While pedaling my bicycle along the Nashua River Rail Trail on this beautiful May Day, I couldn’t help but think of all the folks who spent part of this weekend picking up worthless plastic litter in their cities and towns. Of course, it’s trash that doesn’t have to be worthless. In my opinion, it is nothing short of absurd that in 2011 we allow it to remain that way. I believe the reason it remains that way is because the bottled water industry (and coincidentally enough our state legislature) like it that way. Their idea of sustainability is to remind the purchaser to recycle the empty container. This request creates the misconception that such recycling will reduce the need for using virgin plastic in the manufacturing of new bottled water containers.
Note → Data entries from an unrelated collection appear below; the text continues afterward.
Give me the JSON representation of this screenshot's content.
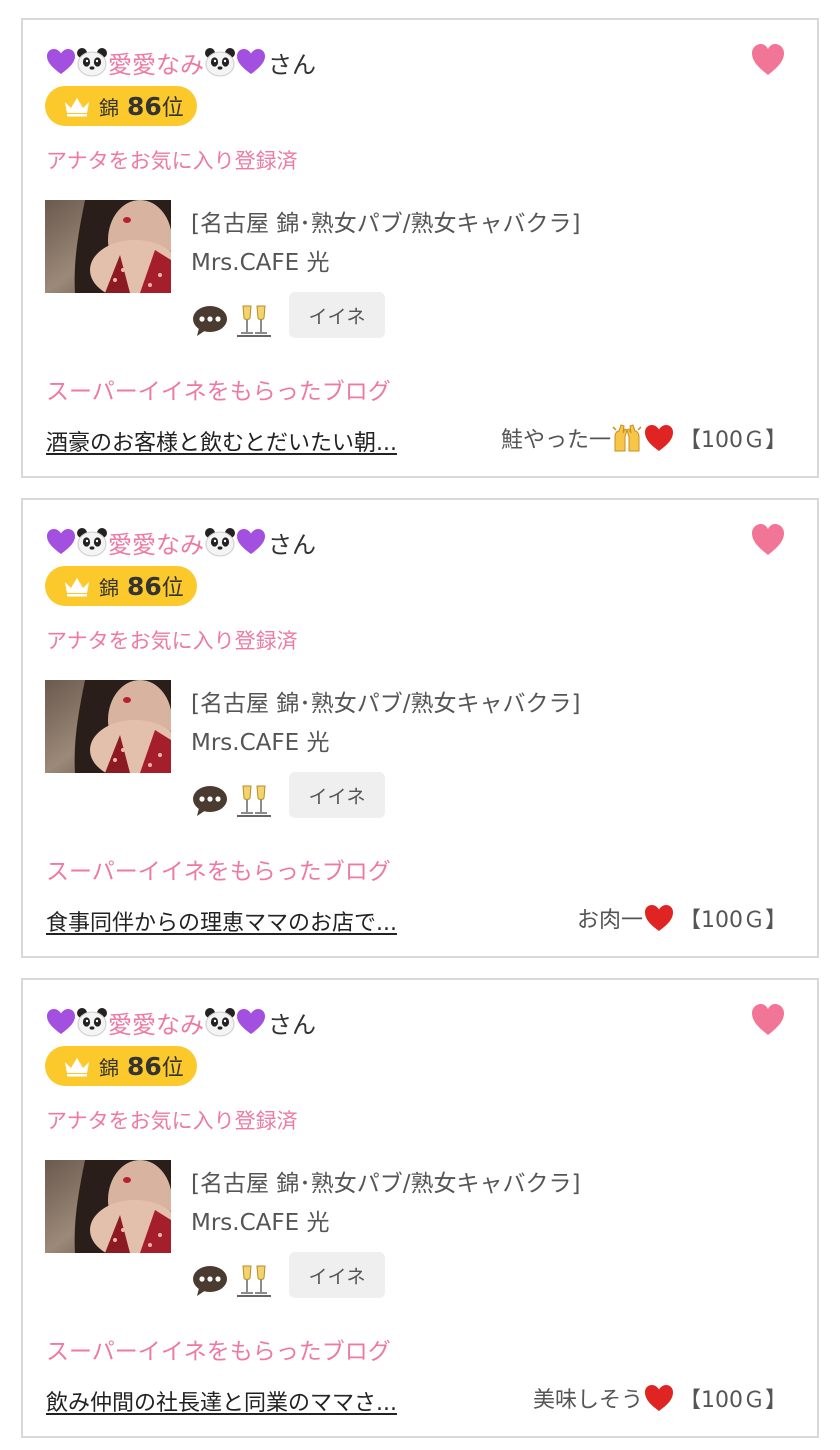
{
  "colors": {
    "accent_pink": "#ee7aa4",
    "heart_pink": "#f27496",
    "badge_yellow": "#fcc92c",
    "card_border": "#d8d8d8"
  },
  "cards": [
    {
      "name_prefix_icons": [
        "purple-heart-icon",
        "panda-icon"
      ],
      "name": "愛愛なみ",
      "name_suffix_icons": [
        "panda-icon",
        "purple-heart-icon"
      ],
      "honorific": "さん",
      "rank_area": "錦",
      "rank_number": "86",
      "rank_unit": "位",
      "favorite_status": "アナタをお気に入り登録済",
      "shop_area": "[名古屋 錦･熟女パブ/熟女キャバクラ]",
      "shop_name": "Mrs.CAFE 光",
      "iine_label": "イイネ",
      "section_title": "スーパーイイネをもらったブログ",
      "blog_title": "酒豪のお客様と飲むとだいたい朝...",
      "comment_text": "鮭やった一",
      "comment_icons": [
        "raised-hands-icon",
        "red-heart-icon"
      ],
      "price": "【100Ｇ】"
    },
    {
      "name_prefix_icons": [
        "purple-heart-icon",
        "panda-icon"
      ],
      "name": "愛愛なみ",
      "name_suffix_icons": [
        "panda-icon",
        "purple-heart-icon"
      ],
      "honorific": "さん",
      "rank_area": "錦",
      "rank_number": "86",
      "rank_unit": "位",
      "favorite_status": "アナタをお気に入り登録済",
      "shop_area": "[名古屋 錦･熟女パブ/熟女キャバクラ]",
      "shop_name": "Mrs.CAFE 光",
      "iine_label": "イイネ",
      "section_title": "スーパーイイネをもらったブログ",
      "blog_title": "食事同伴からの理恵ママのお店で...",
      "comment_text": "お肉一",
      "comment_icons": [
        "red-heart-icon"
      ],
      "price": "【100Ｇ】"
    },
    {
      "name_prefix_icons": [
        "purple-heart-icon",
        "panda-icon"
      ],
      "name": "愛愛なみ",
      "name_suffix_icons": [
        "panda-icon",
        "purple-heart-icon"
      ],
      "honorific": "さん",
      "rank_area": "錦",
      "rank_number": "86",
      "rank_unit": "位",
      "favorite_status": "アナタをお気に入り登録済",
      "shop_area": "[名古屋 錦･熟女パブ/熟女キャバクラ]",
      "shop_name": "Mrs.CAFE 光",
      "iine_label": "イイネ",
      "section_title": "スーパーイイネをもらったブログ",
      "blog_title": "飲み仲間の社長達と同業のママさ...",
      "comment_text": "美味しそう",
      "comment_icons": [
        "red-heart-icon"
      ],
      "price": "【100Ｇ】"
    }
  ]
}
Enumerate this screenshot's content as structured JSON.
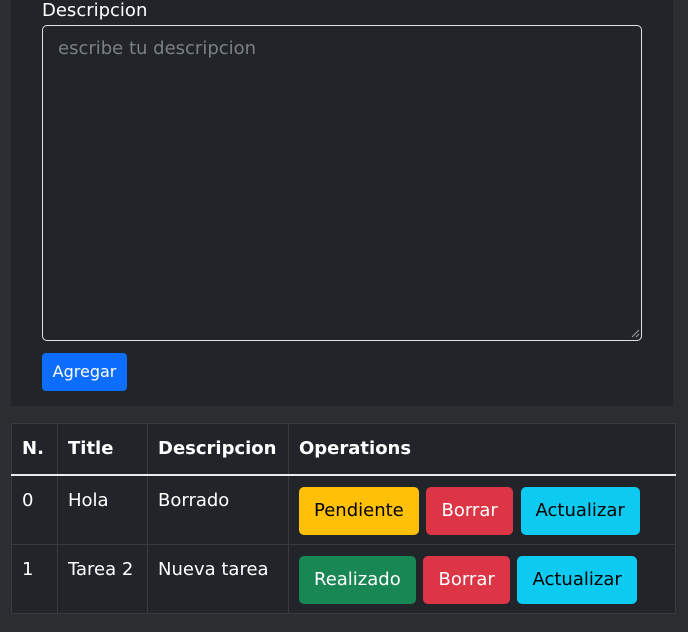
{
  "form": {
    "description_label": "Descripcion",
    "description_placeholder": "escribe tu descripcion",
    "description_value": "",
    "add_button": "Agregar"
  },
  "table": {
    "headers": [
      "N.",
      "Title",
      "Descripcion",
      "Operations"
    ],
    "rows": [
      {
        "number": "0",
        "title": "Hola",
        "description": "Borrado",
        "status_button": "Pendiente",
        "status_color": "#ffc107",
        "delete_button": "Borrar",
        "update_button": "Actualizar"
      },
      {
        "number": "1",
        "title": "Tarea 2",
        "description": "Nueva tarea",
        "status_button": "Realizado",
        "status_color": "#198754",
        "delete_button": "Borrar",
        "update_button": "Actualizar"
      }
    ]
  },
  "colors": {
    "primary": "#0d6efd",
    "warning": "#ffc107",
    "success": "#198754",
    "danger": "#dc3545",
    "info": "#0dcaf0",
    "surface": "#212529",
    "background": "#2b2d31"
  }
}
Will they tell us how much recycled plastic is actually used in making those new bottles?  I recently had my eyes opened to plastic recycling misconceptions after reading some of Harold Johnson's research into this matter.  You can check it out by visiting his blog, The Flotsam Diaries.  In the upper right, click on "Plastic Recycling: The Triangle is a Lie".


When I was considerably younger I occasionally worked as a helper to a welder extraordinaire named Al. He could arc-weld anything using general purpose 6011 welding rod, one piece of rod at a time. As he would get down to the bottom of the rod he would call to me with the following bit of verse (perhaps it was his poem in a pocket): “Would you be so kind and condescending, stoop so low and be so bending, as to provide me with a new piece of 6011?”

So to all the empty plastic water bottles that don’t make it into recycle bins, perhaps the only solution the bottled water manufacturers and our state legislature are comfy with is: “Would you be so kind and condescending, stoop so low and be so bending as to pick up those worthless plastic containers littering the paths, trails, streams, rivers, beaches, roadways, and public parks? Oh, and by the way, remember to recycle them.” That sounds like a sustainable solution, doesn’t it?  Much better than assigning them a modest monetary value.

It seems to fly with most folks here in Massachusetts. It sure didn’t fly in the state of Maine, our neighbor to the north, where folks can still tell what’s a crock and what isn’t!

2 comments:

Harry said...

Thanks much for the shoutout -- not to mention the countless bits of debris you've gotten out of the water & shore! I've never kayaked or boated along rivers & ponds. But your blog is making me start to want to. So beautiful.

Ingrid said...

We always enjoy your blog. The Sudbury is looking pristine, thanks to you.